“Una volta c’erano i ruoli per gli attori, adesso li fa tutti Favino” diceva Martellone (Massimiliano Bruno) in Boris, ormai dodici anni fa, e continua a farli quasi tutti lui, compreso il ruolo di Marco Carrera nel film “Il Colibrì” diretto da Francesca Archibugi (Il nome del figlio, Gli sdraiati) e tratto dal romanzo omonimo di Sandro Veronesi del 2019 e vincitore del Premio Strega 2020.
La storia ripercorre la vita del protagonista, Marco Carrera (interpretato da Pierfrancesco Favino da adulto ed anziano e da Francesco Centorame da giovane), delle sue disgrazie e del suo modo di affrontarle, dei suoi amori e delle sue amicizie. Insomma, è come se un giorno qualcuno decidesse di fare un film riassumendo la vostra vita, perché quello che ci si pone davanti è proprio questo, una vita qualunque segnata da eventi negativi e difficili da affrontare. Ci si sente partecipi di quanto vive Marco, di come affronta i disturbi mentali di chi lo circonda e di come si ritrova a vivere un amore diverso da quello che sognava da ragazzo.
Il racconto è trasposto come una serie di flashback e flash forward, messi insieme come un filo aggrovigliato che va via via dipanandosi col proseguimento della trama, tuttavia è facile terminare la visione con qualche dubbio su alcune scene, sia sull’effettivo significato sia sul corretto piano temporale a cui appartengono. Durante la visione del film viene in soccorso il trucco che invecchia e ringiovanisce i personaggi in modo eccelso e ci aiuta a collocare le scene all’interno della vita di Marco, ma più volte ci siamo chiesti quando fossero ambientate, perché qualche attore ci sembrava più invecchiato di altri.
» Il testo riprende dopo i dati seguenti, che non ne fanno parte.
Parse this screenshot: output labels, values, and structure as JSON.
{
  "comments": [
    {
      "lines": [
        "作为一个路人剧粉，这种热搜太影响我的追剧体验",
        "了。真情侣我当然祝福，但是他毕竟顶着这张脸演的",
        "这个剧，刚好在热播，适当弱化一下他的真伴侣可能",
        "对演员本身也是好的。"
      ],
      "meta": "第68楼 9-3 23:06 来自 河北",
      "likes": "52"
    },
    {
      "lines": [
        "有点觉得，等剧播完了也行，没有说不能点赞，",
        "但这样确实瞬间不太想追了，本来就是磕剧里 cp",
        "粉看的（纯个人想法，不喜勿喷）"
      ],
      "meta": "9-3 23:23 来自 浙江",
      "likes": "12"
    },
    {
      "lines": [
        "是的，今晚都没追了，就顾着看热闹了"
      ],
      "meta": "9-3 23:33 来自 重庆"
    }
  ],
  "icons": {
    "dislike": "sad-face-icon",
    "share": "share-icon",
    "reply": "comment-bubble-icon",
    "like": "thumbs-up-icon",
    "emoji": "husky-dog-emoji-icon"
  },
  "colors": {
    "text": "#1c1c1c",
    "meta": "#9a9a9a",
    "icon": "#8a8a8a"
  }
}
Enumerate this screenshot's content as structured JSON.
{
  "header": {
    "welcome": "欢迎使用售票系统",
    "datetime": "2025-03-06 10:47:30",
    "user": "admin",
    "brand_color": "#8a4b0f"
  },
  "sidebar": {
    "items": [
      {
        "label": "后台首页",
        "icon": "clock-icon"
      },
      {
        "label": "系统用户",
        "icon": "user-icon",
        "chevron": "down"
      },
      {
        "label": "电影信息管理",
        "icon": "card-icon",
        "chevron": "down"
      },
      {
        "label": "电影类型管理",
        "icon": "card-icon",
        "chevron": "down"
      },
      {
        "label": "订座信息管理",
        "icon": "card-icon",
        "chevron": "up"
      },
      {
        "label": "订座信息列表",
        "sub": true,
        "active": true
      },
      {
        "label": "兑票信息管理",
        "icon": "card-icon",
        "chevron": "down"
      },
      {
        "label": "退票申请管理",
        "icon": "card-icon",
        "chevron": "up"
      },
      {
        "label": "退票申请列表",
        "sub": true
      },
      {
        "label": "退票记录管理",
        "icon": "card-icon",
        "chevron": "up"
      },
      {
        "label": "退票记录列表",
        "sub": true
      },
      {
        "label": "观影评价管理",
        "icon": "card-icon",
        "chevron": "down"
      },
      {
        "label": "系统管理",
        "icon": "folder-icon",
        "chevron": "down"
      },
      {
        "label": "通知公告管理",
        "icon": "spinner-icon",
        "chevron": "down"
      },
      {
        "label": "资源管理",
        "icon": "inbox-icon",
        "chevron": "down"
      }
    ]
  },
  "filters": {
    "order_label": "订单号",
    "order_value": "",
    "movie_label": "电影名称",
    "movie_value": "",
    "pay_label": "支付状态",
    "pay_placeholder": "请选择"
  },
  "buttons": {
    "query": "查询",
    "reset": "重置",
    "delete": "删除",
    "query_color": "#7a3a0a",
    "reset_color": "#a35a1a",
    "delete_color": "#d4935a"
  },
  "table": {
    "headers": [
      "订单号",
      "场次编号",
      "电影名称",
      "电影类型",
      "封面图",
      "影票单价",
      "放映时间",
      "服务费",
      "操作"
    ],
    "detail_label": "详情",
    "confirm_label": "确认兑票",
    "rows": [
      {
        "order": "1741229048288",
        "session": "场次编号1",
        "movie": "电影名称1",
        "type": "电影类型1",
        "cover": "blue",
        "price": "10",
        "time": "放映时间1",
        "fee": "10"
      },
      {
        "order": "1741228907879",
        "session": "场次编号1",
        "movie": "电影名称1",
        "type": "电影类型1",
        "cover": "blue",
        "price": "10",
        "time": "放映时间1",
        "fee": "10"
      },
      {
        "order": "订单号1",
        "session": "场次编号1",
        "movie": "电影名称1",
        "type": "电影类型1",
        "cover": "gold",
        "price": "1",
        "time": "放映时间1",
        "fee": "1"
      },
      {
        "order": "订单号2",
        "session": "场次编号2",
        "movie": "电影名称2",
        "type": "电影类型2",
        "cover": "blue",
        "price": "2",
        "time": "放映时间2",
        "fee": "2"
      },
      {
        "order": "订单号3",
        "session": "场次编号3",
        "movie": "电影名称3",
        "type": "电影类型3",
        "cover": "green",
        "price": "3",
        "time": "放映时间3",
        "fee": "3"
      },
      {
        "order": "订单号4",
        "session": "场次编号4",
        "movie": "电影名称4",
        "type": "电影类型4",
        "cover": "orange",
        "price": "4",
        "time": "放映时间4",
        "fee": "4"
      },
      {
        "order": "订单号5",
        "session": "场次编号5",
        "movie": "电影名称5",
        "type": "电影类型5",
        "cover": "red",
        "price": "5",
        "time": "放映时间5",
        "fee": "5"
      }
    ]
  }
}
C’è da dire che purtroppo l’accoppiata trucco più Favino, facendo sempre miracoli, fa venir meno la sospensione dell’incredulità, perché è innegabile che alla comparsa di un Favino invecchiato praticamente alla perfezione l’attenzione passi dal film a “come l’hanno invecchiato bene”, è un peccato perché oscura l’ottimo risultato, ma è probabilmente la conseguenza della citazione in apertura.
Nel cast possiamo trovare anche le ottime Kasia Smutniak (Marina, la moglie di Marco) e Bérénice Bejo (Luisa, amica d’infanzia di Marco) e una sempre splendida Laura Morante (Letizia, la madre di Marco) accompagnate da Sergio Albelli (Probo, il padre di Marco), Alessandro Tedeschi (suo fratello), Nanni Moretti (amico e confidente di Marco) e Massimo Ceccherini (l’amico iellato). Nell’elencare i comprimari si capisce come tutto ruoti intorno a Marco tant’è che molte volte sembra quasi che lui sia un semplice spettatore impotente, trasportato dallo scorrere degli eventi; solo proseguendo nella visione si riesce a capire quanto abbia influenzato la vita di chi lo circonda.
In conclusione, “Il Colibrì” racconta una bella storia, tocca dei temi importanti in modo diretto ed efficace, come ad esempio la sanità mentale e lo fa attraverso uno schema narrativo a tratti confuso, ma piacevole nel complesso. Uno di quei film di cui è bello discutere una volta usciti dalla sala.
P.S. se qualcuno capisce senso e collocazione della scena alla dogana ce la spieghi per favore!